Thursday, October 22, 2015

Crock on.

I love my crockpot. It's great during the summer, when you just really don't want the extra heat from the stove, or on busy (or lazy) days when you just won't have time to cook a meal for your family. There are so many things you can do in it, meals, stock, cake, bread, yogurt! 


I knew I'd be out of the house most of the day today, and while I can make this on the stove (or even the power cooker  *I'll try to post about the wonders of that thing another day!) in about 30 minutes, I knew I wasn't going to want to come home and mess with that at 5:30 with a toddler who didn't take a nap so I tossed this soup into the crockpot when I got up at let it cook on low for 9 hours. S got home before me and tossed a cornbread in the oven and dinner was done! 


This can be done in the crockpot (I've always done it on low all day) or on the stove in 30 minutes, or you can let it simmer longer than that to develop more flavors, like most soups, its not picky about how long it cooks for. The only real difference between stove and crockpot, besides being able to set and forget it is that on the stove, I brown off my chicken and onions.
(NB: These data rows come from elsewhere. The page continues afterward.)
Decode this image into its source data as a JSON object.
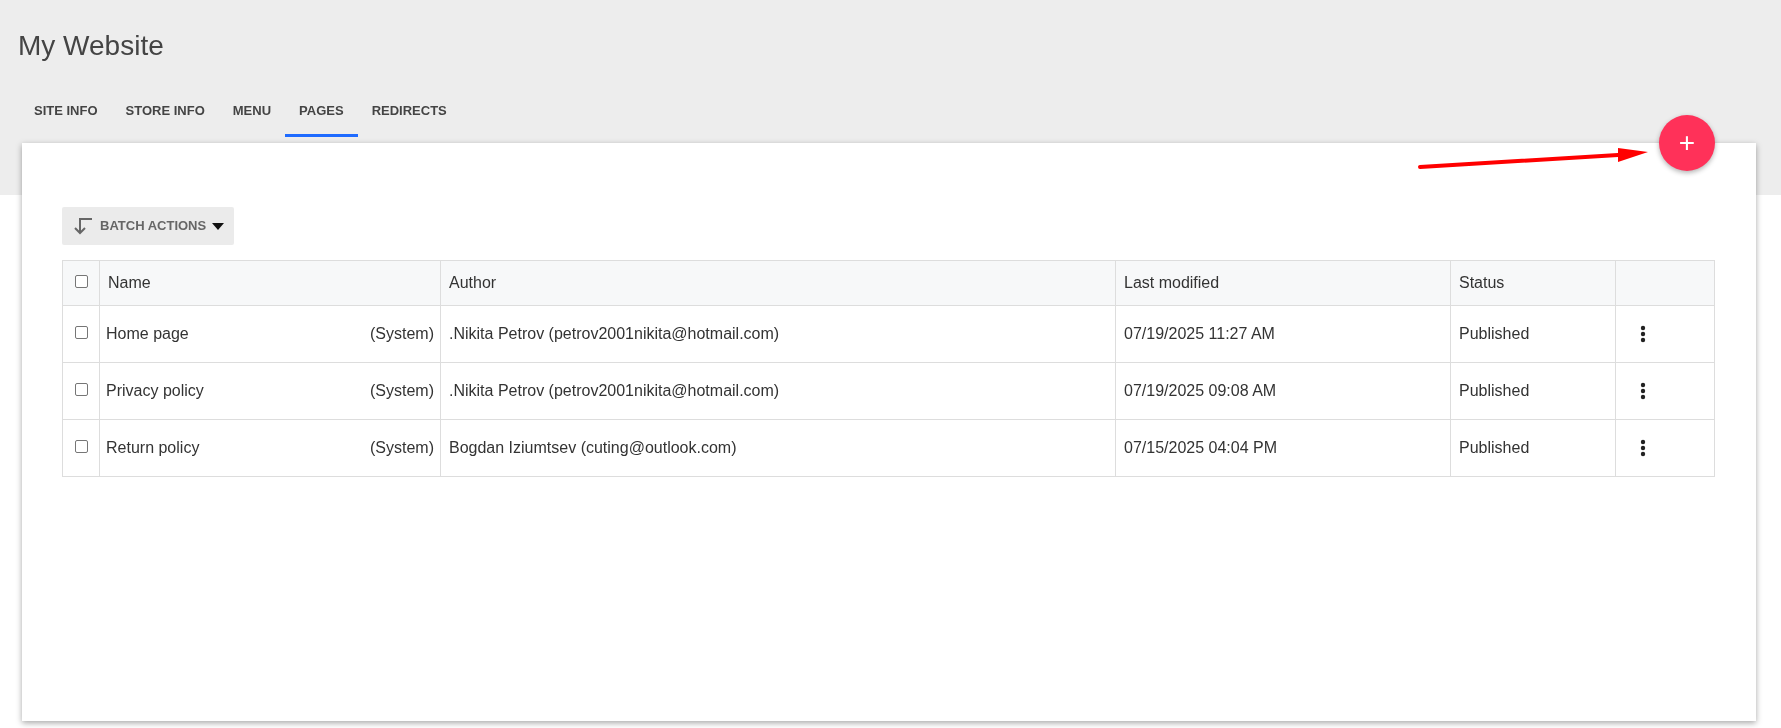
{
  "site_title": "My Website",
  "tabs": [
    {
      "label": "SITE INFO",
      "selected": false
    },
    {
      "label": "STORE INFO",
      "selected": false
    },
    {
      "label": "MENU",
      "selected": false
    },
    {
      "label": "PAGES",
      "selected": true
    },
    {
      "label": "REDIRECTS",
      "selected": false
    }
  ],
  "add_button": {
    "label": "+"
  },
  "batch_actions": {
    "label": "BATCH ACTIONS"
  },
  "table": {
    "select_all": {
      "checked": false
    },
    "columns": [
      "Name",
      "Author",
      "Last modified",
      "Status"
    ],
    "rows": [
      {
        "checked": false,
        "name": "Home page",
        "tag": "(System)",
        "author": ".Nikita Petrov (petrov2001nikita@hotmail.com)",
        "last_modified": "07/19/2025 11:27 AM",
        "status": "Published"
      },
      {
        "checked": false,
        "name": "Privacy policy",
        "tag": "(System)",
        "author": ".Nikita Petrov (petrov2001nikita@hotmail.com)",
        "last_modified": "07/19/2025 09:08 AM",
        "status": "Published"
      },
      {
        "checked": false,
        "name": "Return policy",
        "tag": "(System)",
        "author": "Bogdan Iziumtsev (cuting@outlook.com)",
        "last_modified": "07/15/2025 04:04 PM",
        "status": "Published"
      }
    ]
  }
}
I tossed everything into the crockpot frozen. 

I started with frozen chicken breasts (you could totally use beef too), I tossed in about 7 or so (they weren't very big) because we love to freeze this and have leftovers. ***Due to the chipolte peppers the spice intensifies while frozen, you can omit them or cut back, use a less spicy pepper.* I chopped up 2 onions, and used frozen bell pepper because its what I had. I don't really normally measure these things. If I have fresh bell pepper sometimes I will char it, to add extra flavor. You can also roast your corn, but I just toss in frozen whole kernel corn. The heat level is up to your tastebuds. We like it SPICY, so I use a lot of chipolte peppers. 2 is usually plenty, but I'm a glutton for punishment. The first time I made this, I used half a can..and boy was it HOT. We ate it, and loved it but couldn't feel our tongues for a few days. Chicken broth, and tomato products plus some seasoning finish it up. 
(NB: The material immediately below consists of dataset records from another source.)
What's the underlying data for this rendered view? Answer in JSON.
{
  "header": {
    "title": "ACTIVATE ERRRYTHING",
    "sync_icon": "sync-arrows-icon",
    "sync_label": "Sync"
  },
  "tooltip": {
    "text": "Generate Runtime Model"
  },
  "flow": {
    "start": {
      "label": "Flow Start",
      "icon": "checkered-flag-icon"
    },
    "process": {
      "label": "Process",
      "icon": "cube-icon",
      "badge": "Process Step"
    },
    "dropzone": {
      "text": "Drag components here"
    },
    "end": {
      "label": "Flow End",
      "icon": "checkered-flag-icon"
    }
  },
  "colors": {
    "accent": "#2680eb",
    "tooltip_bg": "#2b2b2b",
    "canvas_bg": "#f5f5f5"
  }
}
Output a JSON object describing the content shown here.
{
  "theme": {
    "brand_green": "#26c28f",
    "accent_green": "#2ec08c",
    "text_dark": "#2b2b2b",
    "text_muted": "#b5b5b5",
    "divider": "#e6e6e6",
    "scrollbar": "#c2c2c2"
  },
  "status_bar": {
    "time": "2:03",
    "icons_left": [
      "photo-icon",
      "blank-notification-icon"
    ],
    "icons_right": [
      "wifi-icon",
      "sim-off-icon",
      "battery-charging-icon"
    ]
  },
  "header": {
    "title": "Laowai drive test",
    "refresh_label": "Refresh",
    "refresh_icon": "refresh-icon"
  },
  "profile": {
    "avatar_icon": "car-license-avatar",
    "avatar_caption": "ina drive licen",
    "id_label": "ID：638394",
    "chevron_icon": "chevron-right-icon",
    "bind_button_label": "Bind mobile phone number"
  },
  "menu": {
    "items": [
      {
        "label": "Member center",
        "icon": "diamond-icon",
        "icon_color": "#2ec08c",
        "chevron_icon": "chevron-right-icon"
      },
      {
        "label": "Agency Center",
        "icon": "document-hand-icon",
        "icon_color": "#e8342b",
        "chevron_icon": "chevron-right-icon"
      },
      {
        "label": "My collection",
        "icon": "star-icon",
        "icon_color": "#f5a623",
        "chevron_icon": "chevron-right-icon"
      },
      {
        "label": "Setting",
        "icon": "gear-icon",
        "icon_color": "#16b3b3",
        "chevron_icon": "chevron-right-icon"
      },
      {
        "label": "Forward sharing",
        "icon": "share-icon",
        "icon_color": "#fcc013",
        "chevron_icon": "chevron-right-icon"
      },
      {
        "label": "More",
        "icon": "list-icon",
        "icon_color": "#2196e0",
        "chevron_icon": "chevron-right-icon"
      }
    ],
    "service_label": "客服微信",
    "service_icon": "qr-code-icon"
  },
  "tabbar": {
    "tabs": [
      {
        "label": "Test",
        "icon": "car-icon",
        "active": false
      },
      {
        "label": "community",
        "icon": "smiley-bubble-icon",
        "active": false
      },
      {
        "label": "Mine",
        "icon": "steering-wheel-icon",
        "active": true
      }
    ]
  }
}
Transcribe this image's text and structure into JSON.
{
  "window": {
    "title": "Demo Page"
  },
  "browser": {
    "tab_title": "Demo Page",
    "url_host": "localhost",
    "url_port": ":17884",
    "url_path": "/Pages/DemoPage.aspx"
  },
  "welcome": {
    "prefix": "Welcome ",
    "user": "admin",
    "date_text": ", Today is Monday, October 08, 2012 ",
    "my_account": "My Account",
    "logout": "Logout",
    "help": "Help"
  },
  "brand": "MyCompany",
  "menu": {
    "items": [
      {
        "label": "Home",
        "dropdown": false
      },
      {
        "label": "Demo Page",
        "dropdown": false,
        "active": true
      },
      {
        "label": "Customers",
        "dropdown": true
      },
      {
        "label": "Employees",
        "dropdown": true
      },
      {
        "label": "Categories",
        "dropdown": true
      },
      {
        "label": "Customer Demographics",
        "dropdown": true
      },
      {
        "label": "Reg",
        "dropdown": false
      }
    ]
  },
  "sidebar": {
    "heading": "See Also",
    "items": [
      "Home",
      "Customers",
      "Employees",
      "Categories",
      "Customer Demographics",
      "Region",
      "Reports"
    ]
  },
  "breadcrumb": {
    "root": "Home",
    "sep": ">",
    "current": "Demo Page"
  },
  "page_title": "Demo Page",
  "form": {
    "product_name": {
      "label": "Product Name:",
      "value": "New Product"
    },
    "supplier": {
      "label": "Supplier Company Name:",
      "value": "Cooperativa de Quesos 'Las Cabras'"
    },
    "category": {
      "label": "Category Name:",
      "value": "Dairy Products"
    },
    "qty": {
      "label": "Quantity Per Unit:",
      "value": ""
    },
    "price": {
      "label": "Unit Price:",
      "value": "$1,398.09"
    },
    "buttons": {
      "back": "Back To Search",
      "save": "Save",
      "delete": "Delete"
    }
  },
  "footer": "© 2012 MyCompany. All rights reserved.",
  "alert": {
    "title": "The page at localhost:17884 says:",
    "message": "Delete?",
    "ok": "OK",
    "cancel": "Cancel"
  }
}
At this point, you can really add in anything else you think would be good. My mom adds zucchini to hers (which is AWESOME) but S is allergic, so we omit it. Beans would be good as well.
Nothing ever really looks good when you first toss it in the crockpot...


We top our soup with shredded cheese, sour cream, green onions and tortilla chips. We didn't have any chips today so we just tossed together a cornbread to serve with it. 

Perfect for a cold night!


Chicken Tortilla Soup

chicken breasts (I'd say about a pound.), *normally I'd cut them into chunks, but I left them whole since they were frozen, and cut before serving*
1 onion, diced
1 bell pepper, either chared and diced or just diced 
1 tbsp minced garlic
1-2 chopped chipolte in adobo peppers  *remember these are SPICY* 
28 oz stewed tomatoes
8 oz tomato sauce
3 cups chicken broth 
1 1/2 tsp poultry seasoning
salt and pepper
corn ( I never measure and just use what looks like enough.) 

Toss this all in the crockpot on low for about 9 hours, or high for about 4.5. You can also cook it on the stove (brown chicken, and onions and toss everything else in the pan) for a minimum of 30 minutes. 

Top with sour cream, cheese, avocado, tortilla chips, raw onion. Serve with cornbread. 


                                                                       Enjoy!